As others have noted previous posts, ecohydrology is the science of interactions of between biota and water. My own interest centers on how plants—particularly trees—influence the water cycle at multiple scales.  I have always seen ecohydrology very much as an applied science, and one that focuses on understanding the implications of environmental change for the water cycle. 
 
What are your undergraduate and graduate degrees in?
I have a B.S. in Rangeland Ecology from Texas Tech University.  It was there that I developed a fascination and a passion for how plants and soils interact in semiarid landscapes.  I went on to earn an M.S. from Texas Tech University as well, also in range science, which afforded me the opportunity to live in Peru for 13 months studying soils and ecological communities in the high Andes. My Ph.D. is from New Mexico State University, also in what was then called watershed management, where my research focused on understanding how grazing alters runoff and erosion on steep semiarid landscapes.
 
How did you arrive at working in and thinking about ecohydrology?  
Early in my career, the term ecohydrology was not part of the popular scientific vernacular.  My research interests were not appreciably different than they are now. I self-identified as a rangeland hydrologist.  It was the seminal paper by Ignacio Rodriquez- Iturbe in 2000 that really changed everything.  I am simplifying, but in that paper he made a clarion call to the hydrology community that plants are really important to the water cycle and there is much that we do not understand about how plants modify water fluxes at multiple temporal and spatial scales.  Hearing this from such an eminent hydrologist was extremely exciting because he was essentially saying that what I was interested in was really important and at the cutting edge of a new and exciting emerging discipline—ecohydrology!  Soon after that, Brent Newman and I organized our first AGU Chapman conference (2002) focusing on the ecohydrology of drylands.  The conference was a success in many aspects, but in particular it was a landmark event in terms of bringing together ecologists and hydrologists with similar interests and facilitating cross-disciplinary interactions and communications. 
 
What do you see as an important emerging area of ecohydrology?
I have always viewed ecohydrology as an applied science that can provide insights into many of the seemingly intractable environmental challenges we are currently facing.  It is urgent that we address these challenges, but doing so will require more interdisciplinary interaction and collaboration—particularly in regard to doing a better job of understanding the human factors that are driving global change.  Collaboration with those far outside our discipline, such as social scientists, is hard (and not always productive in terms of how we are evaluated as scientists)—but I believe it is vital if we are going to have a real impact on problems that are important to people.
 
 
Do you have a favorite ecohydrology paper?

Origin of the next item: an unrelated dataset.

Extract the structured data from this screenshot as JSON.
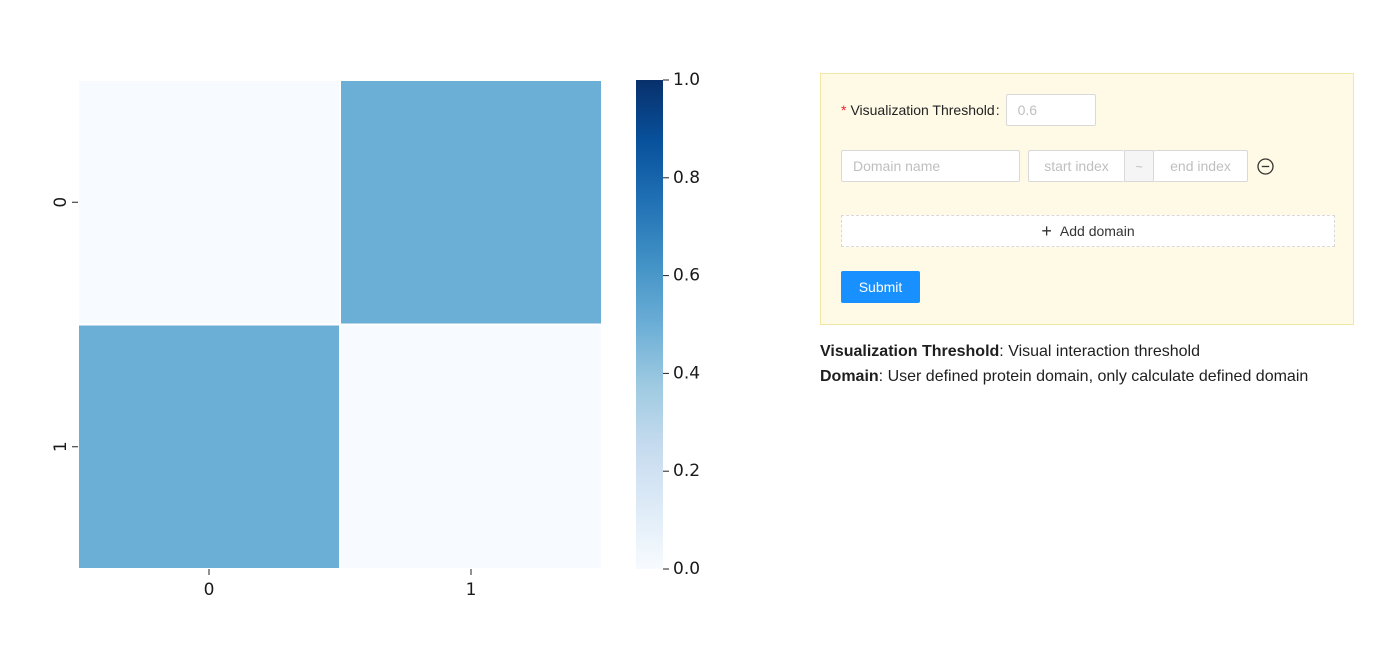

Again I return to the “pre-ecohydrology era” during my formative years as a scientist.  The late 1980s and 1990s was an introspective period for the discipline of hydrology, and for me was an exciting time.  One set of papers in particular had a profound influence on me.  In 1986, Water Resources Research published a special issue: Trends and Directions in Hydrology, edited by Steve Burges. In that issue were a number of landmark papers, but in particular I recall the paper by J.C.I. Dooge, Looking for Hydrologic Laws, and another by V. Klemes, Dilettantism in Hydrology: Transition or Destiny?. Both papers, I believe, were making the argument that the science of hydrology had tilted too much toward engineering and needed to readjust to become a true earth science; AND that there were some exciting things to discover—one only had to look!
 
What do you do for fun?
I have more leisure time now that my three daughters are grown and I am trying to make the most of it.  This summer I spent 4 weeks on an “epic” camping adventure across the western USA with two grandsons. My current passions—besides ecohydrology—are road cycling and fly fishing. I love traveling even if most of it is related to work, and in particular I enjoy traveling and working in Latin America. I also spend quite a bit of time working to improve my Spanish and Portuguese.